For example, building more farms than your system needs to feed the people (which is not even a metric right now, unfortunately)
I'll wait until we know more about what the "Standard of Living" score does before commenting on whether it's a metric or not.
Maybe bump the distance limit for claiming to appease the people who want to expand to some specific far-off point, to balance out that there will be fewer (abandoned) systems being created.
From Frontier's official stats there must be at the very least 13,000 distinct system architects, and there could easily be almost double that.
Slowing down the rate at which people can claim
second systems would barely have touched the initial rush (I certainly don't intend to claim a second one, given how much space this first one still has left). Yes, there are a few prominent chains - though mostly made by groups, who again wouldn't be slowed at all by a "one per architect" limitation - but most of the reason there's a lot systems is there's a lot of different people.

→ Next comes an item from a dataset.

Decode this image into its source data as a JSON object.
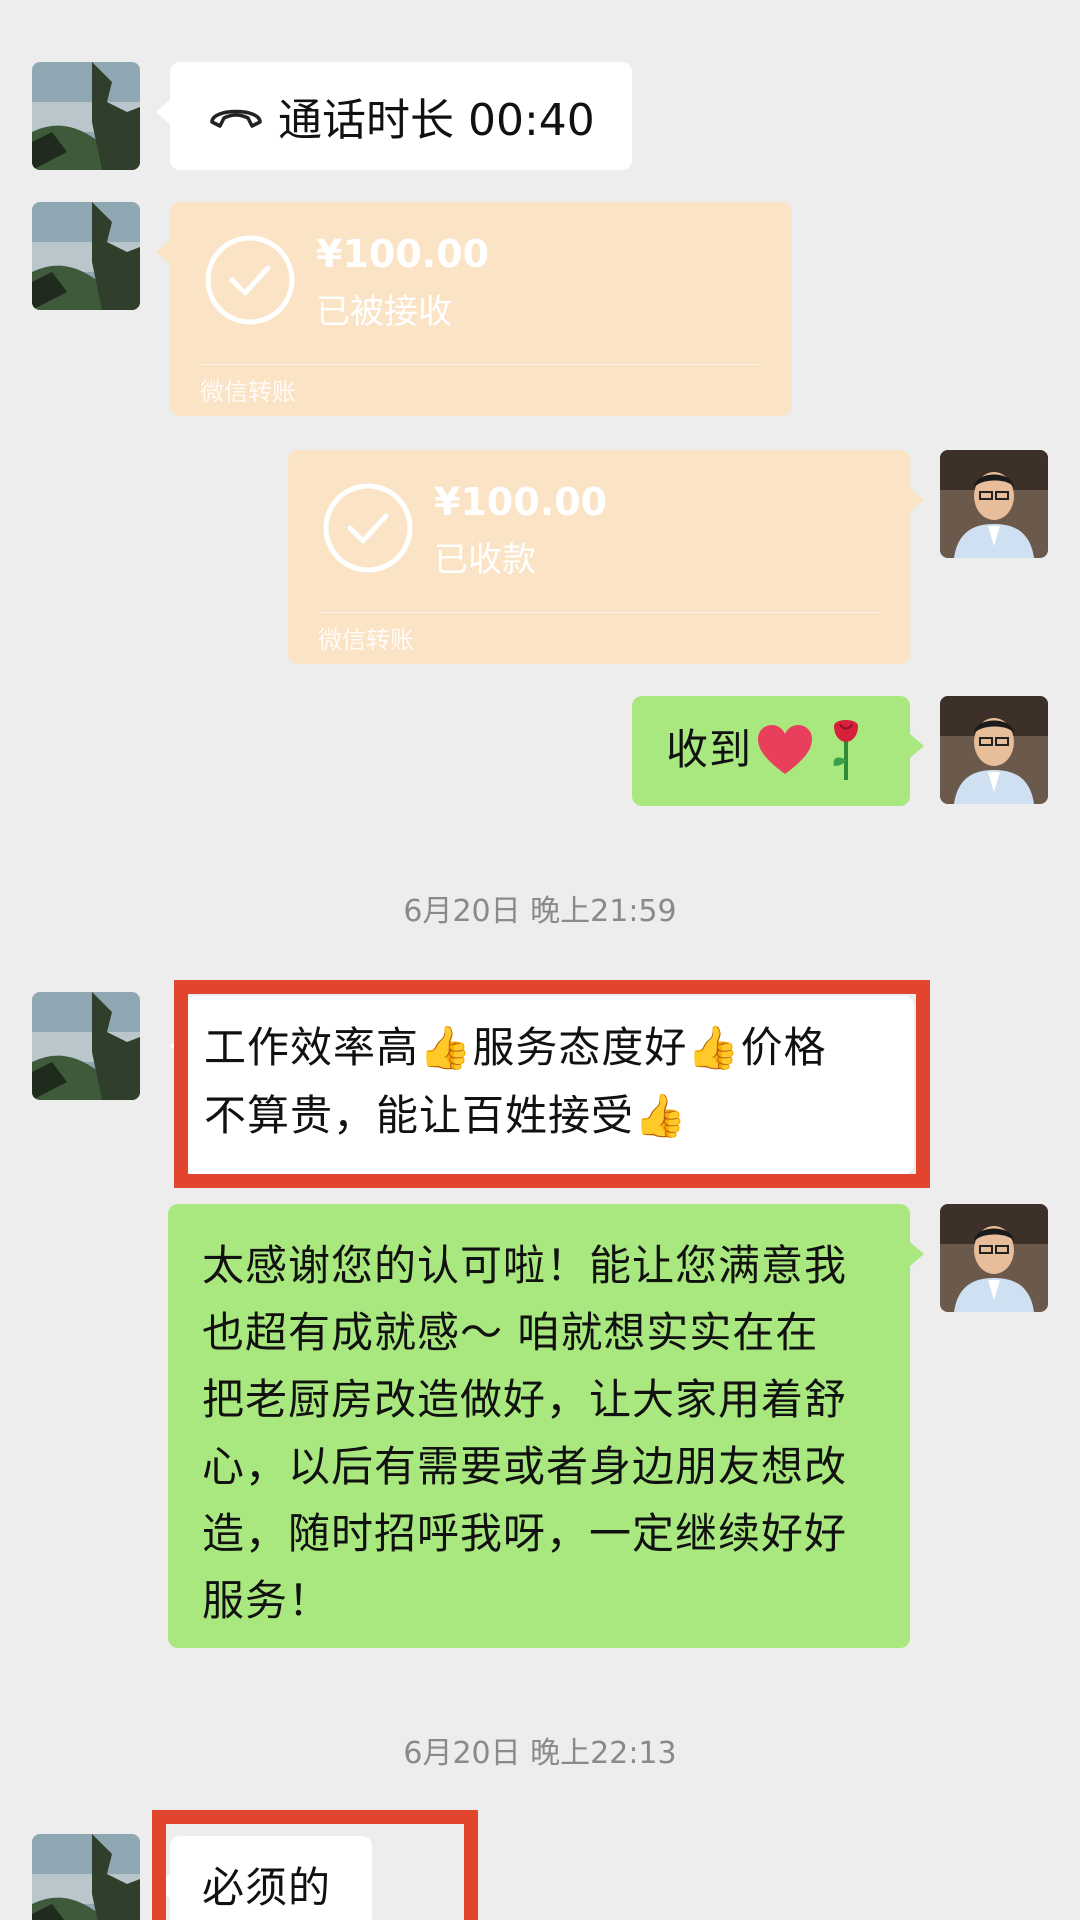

Will they though? Noting that, from Inara stats, Powerplay 2.0 has slowly grown to about 40% participation with no massive spike followed by a reduction.
Though - more as expected - the total number of merits over time (and the resulting rate of change of system ownership and strength) does seem to have gradually decreased. It's held up well but it's certainly not as
engaged with a feature as it was on release, as is only to be expected.
Of course, if colonisation were to level off and stabilise at even 20% of its initial rate that would still be many thousands of new systems a month.